1. Between or among nations; pertaining to the intercourse of nations; participated in by two or more nations; common to, or affecting, two or more nations.

2. Of or concerning the association called the International.

International code (Nautical) , a common system of signaling adopted by nearly all maritime nations, whereby communication may be had between vessels at sea. -- International copyright . See under Copyright . -- International law , the rules regulating the mutual intercourse of nations.

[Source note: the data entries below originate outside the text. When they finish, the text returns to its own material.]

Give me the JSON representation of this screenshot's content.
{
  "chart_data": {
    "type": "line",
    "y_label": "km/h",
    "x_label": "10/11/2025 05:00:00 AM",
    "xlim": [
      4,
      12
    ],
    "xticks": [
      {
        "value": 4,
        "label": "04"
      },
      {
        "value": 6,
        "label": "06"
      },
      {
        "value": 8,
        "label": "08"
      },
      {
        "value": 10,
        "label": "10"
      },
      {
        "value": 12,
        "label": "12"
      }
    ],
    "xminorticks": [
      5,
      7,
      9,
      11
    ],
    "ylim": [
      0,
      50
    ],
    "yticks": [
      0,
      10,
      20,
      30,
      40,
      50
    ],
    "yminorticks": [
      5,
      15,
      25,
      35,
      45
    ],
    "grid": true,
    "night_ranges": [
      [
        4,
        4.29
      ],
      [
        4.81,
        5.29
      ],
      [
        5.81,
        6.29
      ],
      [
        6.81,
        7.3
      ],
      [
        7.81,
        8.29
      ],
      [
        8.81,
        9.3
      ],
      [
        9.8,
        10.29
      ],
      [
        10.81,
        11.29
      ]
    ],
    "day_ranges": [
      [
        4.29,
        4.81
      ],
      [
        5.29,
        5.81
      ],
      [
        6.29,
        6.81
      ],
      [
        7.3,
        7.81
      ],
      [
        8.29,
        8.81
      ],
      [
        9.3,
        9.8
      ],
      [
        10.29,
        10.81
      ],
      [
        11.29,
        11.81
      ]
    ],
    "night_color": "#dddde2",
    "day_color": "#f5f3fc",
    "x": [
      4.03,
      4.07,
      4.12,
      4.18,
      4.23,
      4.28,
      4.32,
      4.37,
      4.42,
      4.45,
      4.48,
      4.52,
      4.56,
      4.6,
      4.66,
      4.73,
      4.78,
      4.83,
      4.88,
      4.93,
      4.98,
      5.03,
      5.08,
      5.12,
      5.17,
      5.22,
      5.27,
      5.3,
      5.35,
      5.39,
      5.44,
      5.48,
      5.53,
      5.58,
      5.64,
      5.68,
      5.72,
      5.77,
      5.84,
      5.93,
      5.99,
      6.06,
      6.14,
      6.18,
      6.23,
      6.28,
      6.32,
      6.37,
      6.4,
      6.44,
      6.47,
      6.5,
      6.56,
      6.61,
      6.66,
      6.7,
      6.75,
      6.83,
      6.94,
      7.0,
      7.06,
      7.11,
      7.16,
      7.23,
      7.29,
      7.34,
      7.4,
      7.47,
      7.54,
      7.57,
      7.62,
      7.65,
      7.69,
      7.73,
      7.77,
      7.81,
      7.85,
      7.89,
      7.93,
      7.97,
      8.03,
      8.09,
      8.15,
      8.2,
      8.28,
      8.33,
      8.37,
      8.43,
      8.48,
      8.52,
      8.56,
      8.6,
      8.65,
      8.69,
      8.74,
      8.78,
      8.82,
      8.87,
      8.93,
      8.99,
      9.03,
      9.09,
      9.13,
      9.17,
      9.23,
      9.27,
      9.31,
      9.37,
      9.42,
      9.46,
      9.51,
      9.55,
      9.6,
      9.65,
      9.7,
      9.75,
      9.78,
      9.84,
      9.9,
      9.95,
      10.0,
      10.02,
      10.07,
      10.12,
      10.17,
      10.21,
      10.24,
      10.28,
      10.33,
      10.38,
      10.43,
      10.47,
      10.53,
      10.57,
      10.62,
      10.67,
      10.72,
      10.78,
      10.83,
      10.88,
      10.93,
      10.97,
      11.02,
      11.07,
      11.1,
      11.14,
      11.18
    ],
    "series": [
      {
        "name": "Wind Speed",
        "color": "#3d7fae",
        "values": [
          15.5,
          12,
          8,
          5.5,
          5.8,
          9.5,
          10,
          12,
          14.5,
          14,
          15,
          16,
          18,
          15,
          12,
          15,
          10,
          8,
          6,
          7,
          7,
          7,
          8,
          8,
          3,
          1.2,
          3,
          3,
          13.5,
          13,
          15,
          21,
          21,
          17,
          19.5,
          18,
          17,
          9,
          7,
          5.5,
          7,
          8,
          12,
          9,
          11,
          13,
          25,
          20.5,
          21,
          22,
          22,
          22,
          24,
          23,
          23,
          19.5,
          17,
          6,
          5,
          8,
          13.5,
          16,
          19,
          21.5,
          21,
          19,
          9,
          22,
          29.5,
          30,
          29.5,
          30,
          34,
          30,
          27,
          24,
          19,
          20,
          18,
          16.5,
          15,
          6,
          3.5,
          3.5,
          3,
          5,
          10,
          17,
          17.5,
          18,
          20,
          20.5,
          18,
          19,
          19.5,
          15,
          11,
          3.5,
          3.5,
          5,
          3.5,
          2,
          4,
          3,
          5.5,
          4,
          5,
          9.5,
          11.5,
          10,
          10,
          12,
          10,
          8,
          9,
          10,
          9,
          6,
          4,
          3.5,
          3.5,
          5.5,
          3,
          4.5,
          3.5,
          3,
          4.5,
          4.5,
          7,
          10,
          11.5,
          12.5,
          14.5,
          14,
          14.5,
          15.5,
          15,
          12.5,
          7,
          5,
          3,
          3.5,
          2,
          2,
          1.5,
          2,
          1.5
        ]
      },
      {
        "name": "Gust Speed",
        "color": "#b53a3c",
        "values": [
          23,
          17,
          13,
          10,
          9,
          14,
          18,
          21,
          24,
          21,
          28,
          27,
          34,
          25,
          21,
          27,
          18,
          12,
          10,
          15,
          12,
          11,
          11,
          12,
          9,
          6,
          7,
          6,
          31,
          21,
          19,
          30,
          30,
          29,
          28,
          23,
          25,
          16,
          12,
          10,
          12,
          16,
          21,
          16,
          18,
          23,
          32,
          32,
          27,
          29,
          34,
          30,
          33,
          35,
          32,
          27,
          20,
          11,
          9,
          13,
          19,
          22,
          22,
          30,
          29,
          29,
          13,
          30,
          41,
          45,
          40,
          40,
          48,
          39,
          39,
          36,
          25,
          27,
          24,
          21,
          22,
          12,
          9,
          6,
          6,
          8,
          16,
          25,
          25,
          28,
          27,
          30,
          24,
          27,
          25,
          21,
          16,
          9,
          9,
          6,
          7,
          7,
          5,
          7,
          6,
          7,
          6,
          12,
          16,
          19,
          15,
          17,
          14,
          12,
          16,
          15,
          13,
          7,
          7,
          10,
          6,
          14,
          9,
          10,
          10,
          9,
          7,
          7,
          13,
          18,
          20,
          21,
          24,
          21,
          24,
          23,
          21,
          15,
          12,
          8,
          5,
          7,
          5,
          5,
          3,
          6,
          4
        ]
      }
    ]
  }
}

International law is mainly the product of the conditions from time to time of international intercourse, being drawn from diplomatic discussion, textbooks, proof of usage, and from recitals in treaties. It is called public when treating of the relations of sovereign powers, and private when of the relations of persons of different nationalities. International law is now, by the better opinion, part of the common law of the land. Confer Conflict of laws , under Conflict . Wharton.

International noun [ Confer French internationale .]


1. The International; an abbreviated from of the title of the International Workingmen's Association, the name of an association, formed in London in 1864, which has for object the promotion of the interests of the industrial classes of all nations.

2. A member of the International Association.